RGS-IBG Annual Conference, London: 29 August – 1 September 2017
Sponsor: Food Geographies Working Group
Convenors: Jonas House (University of Sheffield) & Alexandra Sexton (King’s College London)
The ‘new cultural geographies of food’ (Friedberg, 2003) have yielded fruitful theoretical and methodological engagements with the complicated matter of food, but relatively little work has engaged with the cultural geographies of new food in particular.
‘New’ foods are multifaceted: they could include those which, although established in particular places, are newly introduced elsewhere; they could be repositioned or remodelled versions of foods that are either relatively familiar or culturally unusual (e.g. the examples of avocado and insects respectively in the UK); or they could be in a sense completely new, having arisen out of the culinary application of recent biotechnological developments (e.g. cultured meat). New foods may arise, inter alia, as a ‘sustainability fix’, a corollary of capitalist expansion, or as a result of migration.

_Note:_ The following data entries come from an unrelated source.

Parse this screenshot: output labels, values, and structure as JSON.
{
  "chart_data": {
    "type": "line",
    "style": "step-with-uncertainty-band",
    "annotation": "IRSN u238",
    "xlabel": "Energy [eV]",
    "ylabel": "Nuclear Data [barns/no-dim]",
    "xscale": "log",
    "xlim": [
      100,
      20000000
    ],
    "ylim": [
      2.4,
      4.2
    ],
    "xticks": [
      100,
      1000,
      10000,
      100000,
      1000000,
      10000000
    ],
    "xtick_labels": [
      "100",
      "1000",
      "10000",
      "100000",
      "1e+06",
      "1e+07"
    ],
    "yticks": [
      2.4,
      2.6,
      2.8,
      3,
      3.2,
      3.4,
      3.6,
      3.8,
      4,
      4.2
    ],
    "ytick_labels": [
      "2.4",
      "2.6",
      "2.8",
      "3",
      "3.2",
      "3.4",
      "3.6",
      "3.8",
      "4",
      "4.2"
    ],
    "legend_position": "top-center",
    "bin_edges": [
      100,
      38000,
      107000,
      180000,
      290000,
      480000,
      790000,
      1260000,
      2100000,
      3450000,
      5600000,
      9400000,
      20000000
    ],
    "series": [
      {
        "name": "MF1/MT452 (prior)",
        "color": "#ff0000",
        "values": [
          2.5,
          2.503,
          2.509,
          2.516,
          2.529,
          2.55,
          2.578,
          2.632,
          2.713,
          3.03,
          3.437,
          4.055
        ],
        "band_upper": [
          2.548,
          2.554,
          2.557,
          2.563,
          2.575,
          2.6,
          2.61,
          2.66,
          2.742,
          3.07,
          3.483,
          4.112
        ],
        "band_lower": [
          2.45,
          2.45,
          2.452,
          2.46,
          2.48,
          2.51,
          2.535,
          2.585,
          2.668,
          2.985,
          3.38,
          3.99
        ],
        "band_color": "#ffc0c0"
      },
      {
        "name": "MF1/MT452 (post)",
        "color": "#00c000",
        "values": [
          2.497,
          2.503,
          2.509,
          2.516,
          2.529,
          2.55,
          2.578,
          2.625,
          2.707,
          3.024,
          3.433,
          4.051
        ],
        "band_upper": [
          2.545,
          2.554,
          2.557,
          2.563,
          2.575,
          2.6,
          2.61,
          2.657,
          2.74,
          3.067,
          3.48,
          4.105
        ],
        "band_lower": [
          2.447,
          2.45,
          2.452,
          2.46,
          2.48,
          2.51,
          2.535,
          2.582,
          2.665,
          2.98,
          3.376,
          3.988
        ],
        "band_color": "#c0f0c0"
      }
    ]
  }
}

We seek papers which explore themes related to the cultural geographies of new food, broadly conceived. Contributions may be theoretical, empirical, and/or methodological. Potential topics may include (but are not limited to):
– How cultural, geographic, political-economic and other factors are mobilised in order to position foods as ‘new’, or new foods as edible
– The contingencies and co-dependencies affecting the production, distribution and consumption of new foods
– Questions of power and capital in relation to new foods
– The social consequences of efforts to introduce new foods
– The materialities and geographies of new foods
– Public acceptance of new foods or food technologies
– The biopolitics of new foods
– The (in)applicability of existing theoretical engagements with food to the study of new foods
– ‘Creation myths’ associated with new foods
– Interrogation of what it means for food to be ‘new’
– Methodological issues relating to the geographical study of new foods
Friedberg, S. (2003). Not all sweetness and light: new cultural geographies of food. Social and Cultural Geography (4)1, 3-6.
Session format: 4-5 presentations of 15-20 minutes, depending on submissions.